You can recognise and reward excellence in staff performance through an employee reward and recognition program. Design a program around your employees’ needs and make it innovative, flexible, and meaningful to the employees and the business. The main objectives of the program should be to retain and motivate your top employees and to foster a culture of continuous improvement in the organisation.
It is important to have a reward system that recognises both individual and team performance. Provide rewards for employees and teams who exhibit behaviours that you have identified as critical to the business and who have been responsible for driving improved business results.
Do This
• Thank staff who have done a good job, and mean it.
• Praise your good employees regularly and give them feedback about the contribution they’re making.
• Celebrate and recognise individual, team, and company performance and success.
• Encourage laughter and fun.
• Develop a staff incentive program that is simple, clear, and easy to manage.

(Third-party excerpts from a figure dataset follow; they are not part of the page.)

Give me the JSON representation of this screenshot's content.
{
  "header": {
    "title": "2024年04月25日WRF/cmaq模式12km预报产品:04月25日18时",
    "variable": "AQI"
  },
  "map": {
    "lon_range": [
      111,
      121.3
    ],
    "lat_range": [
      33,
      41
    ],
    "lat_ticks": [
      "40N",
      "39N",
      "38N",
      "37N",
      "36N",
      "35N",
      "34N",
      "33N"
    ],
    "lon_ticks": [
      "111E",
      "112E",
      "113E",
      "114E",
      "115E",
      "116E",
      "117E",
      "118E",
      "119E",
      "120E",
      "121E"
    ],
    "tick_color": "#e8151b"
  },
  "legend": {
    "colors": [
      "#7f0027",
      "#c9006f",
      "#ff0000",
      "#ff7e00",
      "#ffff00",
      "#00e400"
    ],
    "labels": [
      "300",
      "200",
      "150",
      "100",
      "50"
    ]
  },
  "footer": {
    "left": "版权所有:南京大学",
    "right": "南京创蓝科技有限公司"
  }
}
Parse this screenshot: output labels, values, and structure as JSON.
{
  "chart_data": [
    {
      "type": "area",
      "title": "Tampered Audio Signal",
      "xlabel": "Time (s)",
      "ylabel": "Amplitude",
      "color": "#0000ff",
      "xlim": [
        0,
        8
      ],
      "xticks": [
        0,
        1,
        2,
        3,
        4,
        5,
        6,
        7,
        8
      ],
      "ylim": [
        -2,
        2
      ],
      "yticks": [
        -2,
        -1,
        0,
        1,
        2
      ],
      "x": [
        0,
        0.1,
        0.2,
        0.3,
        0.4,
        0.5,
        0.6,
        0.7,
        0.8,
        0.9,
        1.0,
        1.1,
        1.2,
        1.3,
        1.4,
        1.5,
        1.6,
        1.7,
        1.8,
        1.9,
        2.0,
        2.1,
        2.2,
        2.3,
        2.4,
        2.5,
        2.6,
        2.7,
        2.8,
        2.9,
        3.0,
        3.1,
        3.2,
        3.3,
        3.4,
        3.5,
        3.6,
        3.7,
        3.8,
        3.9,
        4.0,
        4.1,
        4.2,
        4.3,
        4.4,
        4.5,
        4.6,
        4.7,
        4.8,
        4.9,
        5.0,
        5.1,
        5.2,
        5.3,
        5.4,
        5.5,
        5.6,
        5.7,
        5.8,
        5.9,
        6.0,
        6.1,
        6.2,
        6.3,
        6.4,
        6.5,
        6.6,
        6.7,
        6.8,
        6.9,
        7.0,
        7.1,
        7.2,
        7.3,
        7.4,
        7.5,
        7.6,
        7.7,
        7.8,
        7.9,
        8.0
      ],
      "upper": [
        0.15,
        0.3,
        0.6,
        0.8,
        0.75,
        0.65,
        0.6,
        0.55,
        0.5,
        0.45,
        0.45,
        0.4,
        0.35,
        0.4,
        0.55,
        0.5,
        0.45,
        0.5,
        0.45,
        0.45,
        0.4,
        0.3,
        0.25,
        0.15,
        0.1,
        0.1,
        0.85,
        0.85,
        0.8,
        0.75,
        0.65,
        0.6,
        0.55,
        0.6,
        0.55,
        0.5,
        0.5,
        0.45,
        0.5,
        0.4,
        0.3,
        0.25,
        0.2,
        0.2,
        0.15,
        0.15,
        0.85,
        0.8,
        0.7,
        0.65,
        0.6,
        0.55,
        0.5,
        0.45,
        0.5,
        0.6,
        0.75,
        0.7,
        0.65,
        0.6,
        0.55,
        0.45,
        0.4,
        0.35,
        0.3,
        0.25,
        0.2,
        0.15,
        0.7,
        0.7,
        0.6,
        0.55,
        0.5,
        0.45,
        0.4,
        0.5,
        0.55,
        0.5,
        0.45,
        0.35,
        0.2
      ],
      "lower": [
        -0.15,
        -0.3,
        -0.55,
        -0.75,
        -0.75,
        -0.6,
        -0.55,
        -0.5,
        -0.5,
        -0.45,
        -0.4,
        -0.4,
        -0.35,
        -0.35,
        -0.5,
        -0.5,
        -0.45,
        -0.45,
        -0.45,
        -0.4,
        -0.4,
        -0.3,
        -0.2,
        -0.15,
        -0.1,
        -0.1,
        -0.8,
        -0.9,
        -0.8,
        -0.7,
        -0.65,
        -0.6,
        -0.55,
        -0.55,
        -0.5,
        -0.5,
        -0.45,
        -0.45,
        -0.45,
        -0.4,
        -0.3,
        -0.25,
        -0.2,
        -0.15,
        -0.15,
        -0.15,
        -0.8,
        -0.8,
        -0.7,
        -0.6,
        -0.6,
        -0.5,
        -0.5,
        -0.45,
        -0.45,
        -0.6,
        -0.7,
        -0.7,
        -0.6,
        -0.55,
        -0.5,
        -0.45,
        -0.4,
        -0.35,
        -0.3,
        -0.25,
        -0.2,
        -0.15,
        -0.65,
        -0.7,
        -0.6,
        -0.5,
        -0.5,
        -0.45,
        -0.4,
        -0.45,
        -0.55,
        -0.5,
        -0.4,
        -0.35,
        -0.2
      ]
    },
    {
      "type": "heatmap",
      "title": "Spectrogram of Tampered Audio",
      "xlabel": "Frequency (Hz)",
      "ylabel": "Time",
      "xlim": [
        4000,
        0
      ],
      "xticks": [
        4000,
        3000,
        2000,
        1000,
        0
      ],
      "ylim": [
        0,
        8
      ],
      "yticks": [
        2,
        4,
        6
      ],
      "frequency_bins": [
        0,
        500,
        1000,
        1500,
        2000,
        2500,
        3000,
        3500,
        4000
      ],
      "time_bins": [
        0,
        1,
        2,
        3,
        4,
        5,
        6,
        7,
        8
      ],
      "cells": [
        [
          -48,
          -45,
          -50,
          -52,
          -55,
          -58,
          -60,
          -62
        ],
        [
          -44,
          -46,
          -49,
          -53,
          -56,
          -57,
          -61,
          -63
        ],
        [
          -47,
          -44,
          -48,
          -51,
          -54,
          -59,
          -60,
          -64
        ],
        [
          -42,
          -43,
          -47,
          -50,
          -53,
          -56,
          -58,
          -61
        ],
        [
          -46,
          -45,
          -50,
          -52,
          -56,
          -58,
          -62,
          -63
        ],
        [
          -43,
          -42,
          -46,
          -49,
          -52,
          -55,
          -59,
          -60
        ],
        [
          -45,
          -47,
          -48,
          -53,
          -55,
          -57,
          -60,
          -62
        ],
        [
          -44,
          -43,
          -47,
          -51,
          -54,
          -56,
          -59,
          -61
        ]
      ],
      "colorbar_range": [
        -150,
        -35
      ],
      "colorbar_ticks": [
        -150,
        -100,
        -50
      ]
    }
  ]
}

• Design the program to be innovative, flexible, and meaningful to both the employee and the business.
• Ensure the program has the objectives of retaining and motivating top employees while fostering a culture of continuous improvement in the organisation.
• Set specific, attainable, quantifiable, and meaningful goals, and clearly communicate them to staff.
• Consider rewards for length of service, sales, suggestions or ideas, safety, attendance and ‘employee of the month’; as well as for exceptional performance.
• Consider non-financial incentives such as assistance and support in busy periods, flexible working hours, telecommuting, job-share, and child-minding facilities.
• Ensure remuneration is fair and at, or above, industry average.
• Find out what motivates and engages your employees and provide the resources and environment where people want to come to work.
• Foster strong leadership. Most people don’t leave their job, they leave their manager.
• Invest in your staff. Train, coach, and review staff performance regularly and effectively.
• Offer employees continuing opportunities to develop skills and grow their careers within the organisation.
Don’t Do This
• Make promises to candidates that you aren’t sure you’ll be able to deliver on from day one.
• Underestimate the influence of employee word-of-mouth to attract new employees. Unhappy staff won’t attract new candidates; they may dissuade potential employees.
• Invest money in becoming an ‘employer of choice’ without carefully considering exactly what you’re trying to achieve and how the changes will align with your business and truly benefit staff.
• Make big decisions about new employee benefits or workplace enhancements until you’re sure you’ll have the capacity and resources to follow through with them.